In Florida, Clinton was ahead of Trump by 2.4 points, according to RealClearPolitics.com's average of polls over the past week. (All seven of them were conducted before Sunday's debate and Friday's revelations of videotape showing Trump making lewd and sexually aggressive comments about women in 2005.)
Florida has 29 electoral votes, more than any of the other states that are currently considered toss-ups. Because Clinton has a number of paths to the 270 electoral votes needed for victory, it's not certain how pivotal Florida's votes will be for her.
But Florida is essential to Trump, and it is clear that Clinton—on her sixth trip there since the general election campaign began—is treating Florida as crucial in an effort to garner a commanding victory, especially in the face of Trump's efforts to raise the specter that a rigged system could steal the election from him.
Climate change—and the stark contrast between the candidates—is seen as an issue that could work to Clinton's advantage, especially with young voters. It was not coincidental that Clinton staged her rally rolling out climate change as a wedge issue on a campus or in Florida, where environmental issues in general carry more weight.
The University of South Florida-Nielsen Sunshine State Survey shows that 13 percent of Floridians cited the environment as the state's most important issue, ranking it higher than education, healthcare, crime, or immigration. Only the economy and jobs were mentioned more frequently. Respondents also showed increasing concern over both climate change and the loss of natural lands in the state.
Clinton hasn't had a history as a climate hawk. But she has been pushed to take a stronger stance over the past year, especially over the course of her long primary fight with Vermont Sen. Bernie Sanders.
As a reminder of how hard it has been for her to walk a straight green line, the day before her climate speech, some of the thousands of her emails released by WikiLeaks showed her aides last year grappling with the public relations implications of changing her position to oppose the Keystone XL oil pipeline.
Clinton and Gore offered no hint of disagreement as they appeared on stage together. But Gore has expressed skepticism about fracking and has said that he opposed the use of natural gas as a "bridge" fuel to a renewable future. Only two nights ago, at the second presidential debate, Clinton had said she thought natural gas was necessary for the transition to cleaner energy. But Clinton drew cheers from the crowd when she said she looked forward to having Gore as an adviser when she is president.

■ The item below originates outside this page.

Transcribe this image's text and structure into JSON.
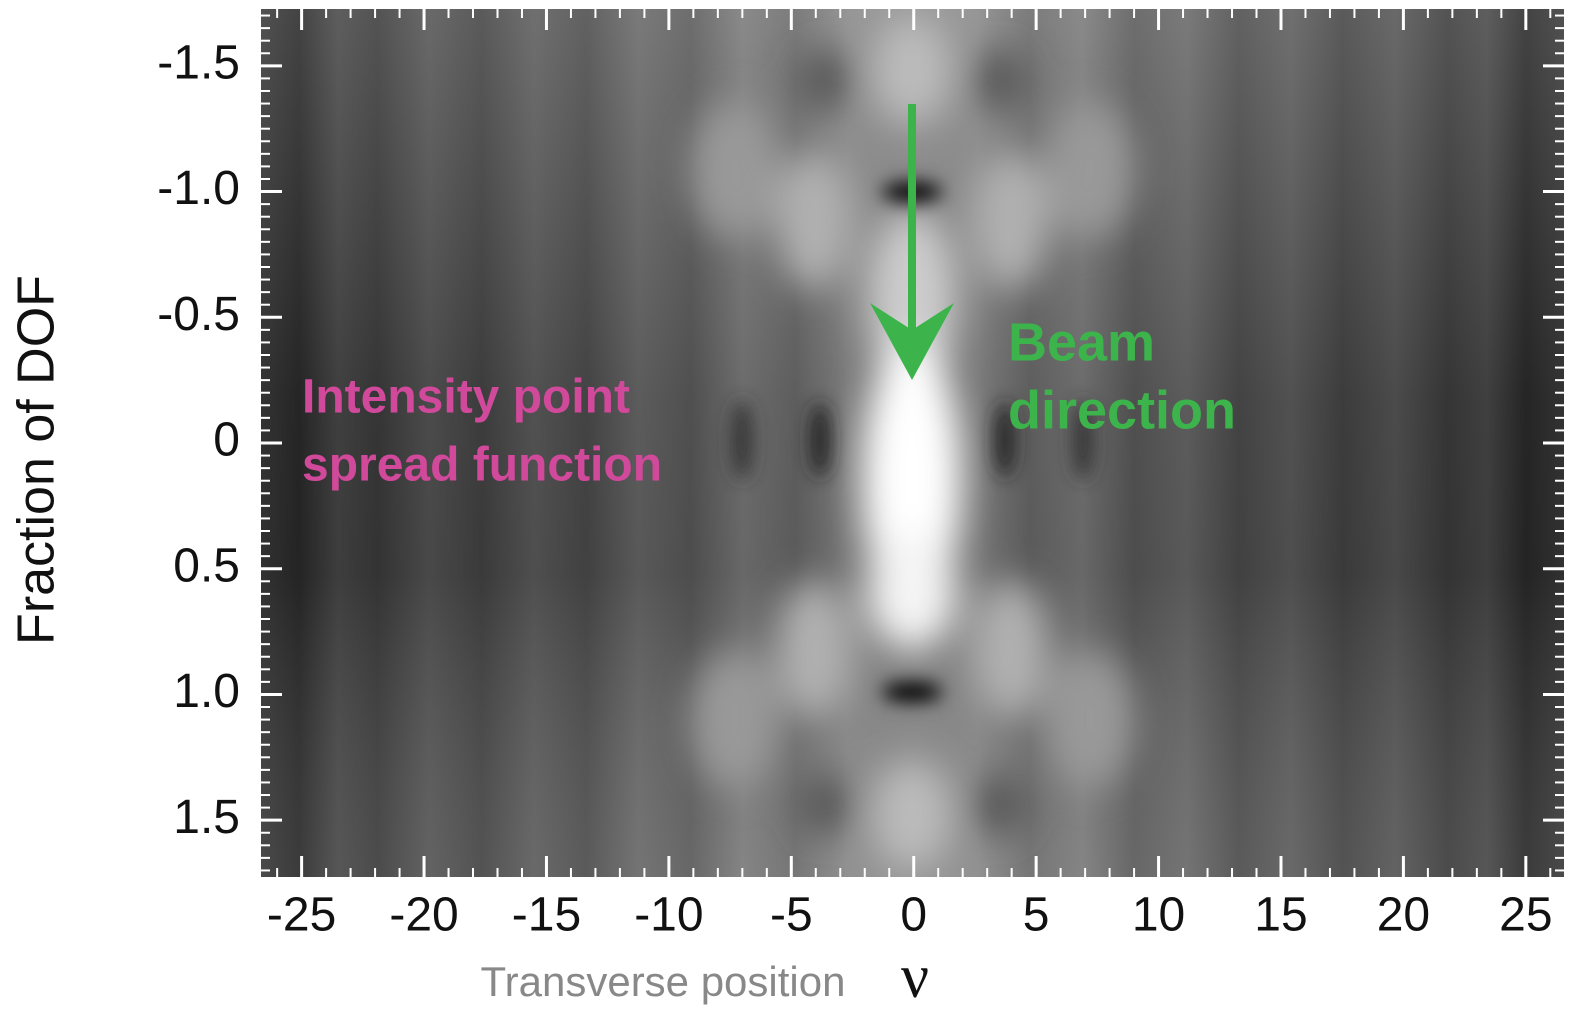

Clinton's position on climate, however moderate, is in sharp contrast with Trump and his running mate, Indiana Gov. Mike Pence. Pence was campaigning in North Carolina on Tuesday as the state struggled with devastating flooding from the tremendous storm surge and torrential rain from Hurricane Matthew, which killed 11 in the state.
Even though Florida was spared the worst of Matthew, nine people were killed there, thousands were left without power, and the damage from the storm surge was still being calculated. Between St. Augustine and Palm Coast, a small new inlet was carved out by the powerful water pounding the coast, visible by satellite. Another worry: scientists have warned that standing water left behind could serve as breeding grounds for mosquitoes carrying the Zika virus, and could hasten its spread beyond South Florida.
Miami gets far more frequent reminders that it is in the bulls' eye of climate change impacts, including sunny day flooding and ocean water bubbling through its sewer system, as Gore and Clinton both pointed out.
"At high tide you have fish from the ocean swimming in the streets of Miami Beach and Del Ray," said Gore. In addition to Florida's woes, Gore noted other anomalies, like California's drought and record flooding this year in Louisiana, Texas, West Virginia, and Maryland.
"This is not normal," he said. "It is becoming the new normal. This is a set of conditions we have created with manmade global warming pollution."